As for the rest of the top ten, Robin Hood surprised with a solid hold of 48.9%, however, coming off of its dismal opening, nothing looks to be able to save this film. Widows managed to hold on by 46.5%, bringing its worldwide gross to $53 million, but off a $42 million budget, its awards chances continue to look slim. Here’s hoping that Fox can manage a few Golden Globe nominations by Thursday to support the film. Finishing off the top ten was Green Book which sported the lowest drop in the top ten with 29.1% for a gross of $3.9 million.
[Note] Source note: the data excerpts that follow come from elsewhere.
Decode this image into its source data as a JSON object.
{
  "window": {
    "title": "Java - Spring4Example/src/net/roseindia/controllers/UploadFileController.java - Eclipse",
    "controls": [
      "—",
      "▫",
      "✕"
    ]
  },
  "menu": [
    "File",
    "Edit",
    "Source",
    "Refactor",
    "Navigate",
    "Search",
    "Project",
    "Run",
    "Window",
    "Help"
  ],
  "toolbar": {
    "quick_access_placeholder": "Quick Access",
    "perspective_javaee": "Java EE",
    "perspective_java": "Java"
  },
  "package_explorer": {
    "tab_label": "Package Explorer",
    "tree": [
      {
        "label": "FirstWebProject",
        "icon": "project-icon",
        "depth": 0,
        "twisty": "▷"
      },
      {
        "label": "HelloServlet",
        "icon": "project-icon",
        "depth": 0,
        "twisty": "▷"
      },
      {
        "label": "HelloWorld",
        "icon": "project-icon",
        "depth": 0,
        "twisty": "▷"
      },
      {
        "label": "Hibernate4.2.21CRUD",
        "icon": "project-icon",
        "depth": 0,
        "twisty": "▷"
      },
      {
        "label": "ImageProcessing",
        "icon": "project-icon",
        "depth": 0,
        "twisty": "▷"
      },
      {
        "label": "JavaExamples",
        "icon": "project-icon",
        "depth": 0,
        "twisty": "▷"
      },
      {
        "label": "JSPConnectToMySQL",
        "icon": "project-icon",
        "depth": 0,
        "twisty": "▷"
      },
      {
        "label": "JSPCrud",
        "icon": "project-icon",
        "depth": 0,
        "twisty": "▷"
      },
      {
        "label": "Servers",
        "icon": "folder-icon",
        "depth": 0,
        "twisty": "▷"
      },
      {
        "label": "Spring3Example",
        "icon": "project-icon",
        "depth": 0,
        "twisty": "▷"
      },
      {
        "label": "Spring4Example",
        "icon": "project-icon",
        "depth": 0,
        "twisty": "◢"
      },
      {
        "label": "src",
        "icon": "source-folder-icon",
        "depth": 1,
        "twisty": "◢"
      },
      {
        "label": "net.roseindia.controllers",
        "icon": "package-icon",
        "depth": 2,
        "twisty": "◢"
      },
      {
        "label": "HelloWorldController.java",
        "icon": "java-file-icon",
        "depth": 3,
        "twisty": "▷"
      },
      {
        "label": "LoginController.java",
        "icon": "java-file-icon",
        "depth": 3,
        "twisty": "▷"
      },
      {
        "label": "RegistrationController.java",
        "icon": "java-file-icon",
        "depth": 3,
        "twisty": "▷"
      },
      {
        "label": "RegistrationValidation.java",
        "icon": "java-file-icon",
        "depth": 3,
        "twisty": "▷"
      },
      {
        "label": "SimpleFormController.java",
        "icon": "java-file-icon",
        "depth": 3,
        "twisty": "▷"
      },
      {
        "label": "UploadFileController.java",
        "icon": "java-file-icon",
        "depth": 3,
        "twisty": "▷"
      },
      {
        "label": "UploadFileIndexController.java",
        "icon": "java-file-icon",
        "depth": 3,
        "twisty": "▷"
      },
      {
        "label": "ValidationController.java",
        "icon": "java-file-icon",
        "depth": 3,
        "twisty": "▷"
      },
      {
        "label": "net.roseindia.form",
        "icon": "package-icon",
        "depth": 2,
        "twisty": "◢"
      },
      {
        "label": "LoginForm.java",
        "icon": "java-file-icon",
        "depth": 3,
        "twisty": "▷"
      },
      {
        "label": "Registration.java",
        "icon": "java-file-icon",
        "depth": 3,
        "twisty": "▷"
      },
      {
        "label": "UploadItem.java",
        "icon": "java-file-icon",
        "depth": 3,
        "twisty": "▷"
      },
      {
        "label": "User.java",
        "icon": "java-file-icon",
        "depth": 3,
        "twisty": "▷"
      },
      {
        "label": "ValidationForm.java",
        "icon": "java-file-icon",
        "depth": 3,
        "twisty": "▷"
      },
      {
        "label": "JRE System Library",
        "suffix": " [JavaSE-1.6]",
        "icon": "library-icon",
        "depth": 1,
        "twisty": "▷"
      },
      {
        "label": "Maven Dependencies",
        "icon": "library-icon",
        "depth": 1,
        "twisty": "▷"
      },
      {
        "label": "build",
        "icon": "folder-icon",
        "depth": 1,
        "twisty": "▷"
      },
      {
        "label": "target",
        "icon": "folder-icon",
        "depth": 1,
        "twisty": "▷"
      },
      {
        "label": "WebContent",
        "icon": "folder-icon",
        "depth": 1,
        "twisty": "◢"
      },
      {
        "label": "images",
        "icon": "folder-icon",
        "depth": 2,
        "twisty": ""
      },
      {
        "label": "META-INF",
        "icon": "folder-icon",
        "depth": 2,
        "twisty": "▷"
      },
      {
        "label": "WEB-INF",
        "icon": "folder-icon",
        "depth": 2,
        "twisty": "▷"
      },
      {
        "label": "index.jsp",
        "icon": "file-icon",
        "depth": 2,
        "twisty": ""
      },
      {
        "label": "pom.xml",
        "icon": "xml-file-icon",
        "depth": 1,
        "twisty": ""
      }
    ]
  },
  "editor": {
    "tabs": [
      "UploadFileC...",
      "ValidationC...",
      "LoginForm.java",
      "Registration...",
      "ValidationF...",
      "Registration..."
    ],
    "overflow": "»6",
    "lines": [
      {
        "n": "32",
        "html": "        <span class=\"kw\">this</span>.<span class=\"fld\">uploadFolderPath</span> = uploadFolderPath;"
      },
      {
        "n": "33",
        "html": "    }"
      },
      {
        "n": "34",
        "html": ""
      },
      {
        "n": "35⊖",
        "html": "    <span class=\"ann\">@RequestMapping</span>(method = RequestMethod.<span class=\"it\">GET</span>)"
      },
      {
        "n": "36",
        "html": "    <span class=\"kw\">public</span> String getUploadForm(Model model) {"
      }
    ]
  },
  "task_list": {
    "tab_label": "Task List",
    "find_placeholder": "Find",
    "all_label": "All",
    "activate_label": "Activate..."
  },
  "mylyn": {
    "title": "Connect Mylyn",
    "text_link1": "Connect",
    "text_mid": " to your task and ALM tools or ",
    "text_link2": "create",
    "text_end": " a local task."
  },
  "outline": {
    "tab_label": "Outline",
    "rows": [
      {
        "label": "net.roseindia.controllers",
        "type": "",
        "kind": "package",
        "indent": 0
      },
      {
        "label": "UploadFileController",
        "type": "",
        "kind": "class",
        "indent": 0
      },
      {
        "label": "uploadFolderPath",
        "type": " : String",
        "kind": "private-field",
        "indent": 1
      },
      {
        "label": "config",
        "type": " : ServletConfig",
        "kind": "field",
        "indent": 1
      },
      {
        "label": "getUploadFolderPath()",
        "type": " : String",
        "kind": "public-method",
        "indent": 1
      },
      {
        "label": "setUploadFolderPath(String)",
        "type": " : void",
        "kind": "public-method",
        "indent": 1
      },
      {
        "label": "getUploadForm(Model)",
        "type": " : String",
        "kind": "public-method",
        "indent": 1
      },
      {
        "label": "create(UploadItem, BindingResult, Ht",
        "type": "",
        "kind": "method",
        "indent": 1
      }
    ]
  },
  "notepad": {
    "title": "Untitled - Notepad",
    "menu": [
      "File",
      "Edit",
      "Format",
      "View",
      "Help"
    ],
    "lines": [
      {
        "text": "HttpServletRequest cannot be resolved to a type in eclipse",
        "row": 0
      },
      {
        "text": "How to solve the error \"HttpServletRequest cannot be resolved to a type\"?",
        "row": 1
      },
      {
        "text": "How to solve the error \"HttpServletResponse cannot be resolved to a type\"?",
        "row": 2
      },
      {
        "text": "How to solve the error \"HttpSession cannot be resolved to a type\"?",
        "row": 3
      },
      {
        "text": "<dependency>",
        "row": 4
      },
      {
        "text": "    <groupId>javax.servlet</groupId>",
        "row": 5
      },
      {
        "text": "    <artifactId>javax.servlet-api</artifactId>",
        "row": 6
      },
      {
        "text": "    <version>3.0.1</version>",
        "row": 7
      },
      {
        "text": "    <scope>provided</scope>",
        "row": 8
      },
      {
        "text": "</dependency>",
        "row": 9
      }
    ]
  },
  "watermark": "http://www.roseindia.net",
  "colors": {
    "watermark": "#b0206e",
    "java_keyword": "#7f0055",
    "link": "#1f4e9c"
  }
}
It’s grosses overall are still not very up to par, but the film has already managed to engender a lot of support from the industry and is looking to potentially clean up on the morning of the Globe nominations.
In the specialty market (where I mistakenly believed that Ben is Back was debuting), there was very little commotion. Two offerings debuted to very little fanfare, those being Mirai from GKids, which is getting a Best Animated Feature push from the distributor and could make waves at the Golden Globes given their penchant fpr nominating foreign animated features (Mirai is Japanese), and the “High School Musical meets Zombie-flick” Anna and the Apocalypse. The real story was that of The Favourite, the Yorgos Lanthimos period comedy about Queen Anne starring Olivia Colman, Rachel Weisz, Emma Stone, Nicholas Hoult, and Joe Alywen. After debuting with an impressive per-theater-average last weekend in four theaters (get it right Fox Searchlight!), the film expandrs into 34 theaters where it soared into 13th place with $1,105,000. Speaking of cleaning up at the Globes, The Favourite will likely be competing directly with Green Book in the Comedy/Musical sector with Olivia Colman being the frontrunner in Best Actress-Comedy/Musical. Having just won ten British Independent Film Awards thia past weekend, The Favourite is quickly picking up steam as an Oscar contender. Only time will tell if the film truly live up to its name come nominations.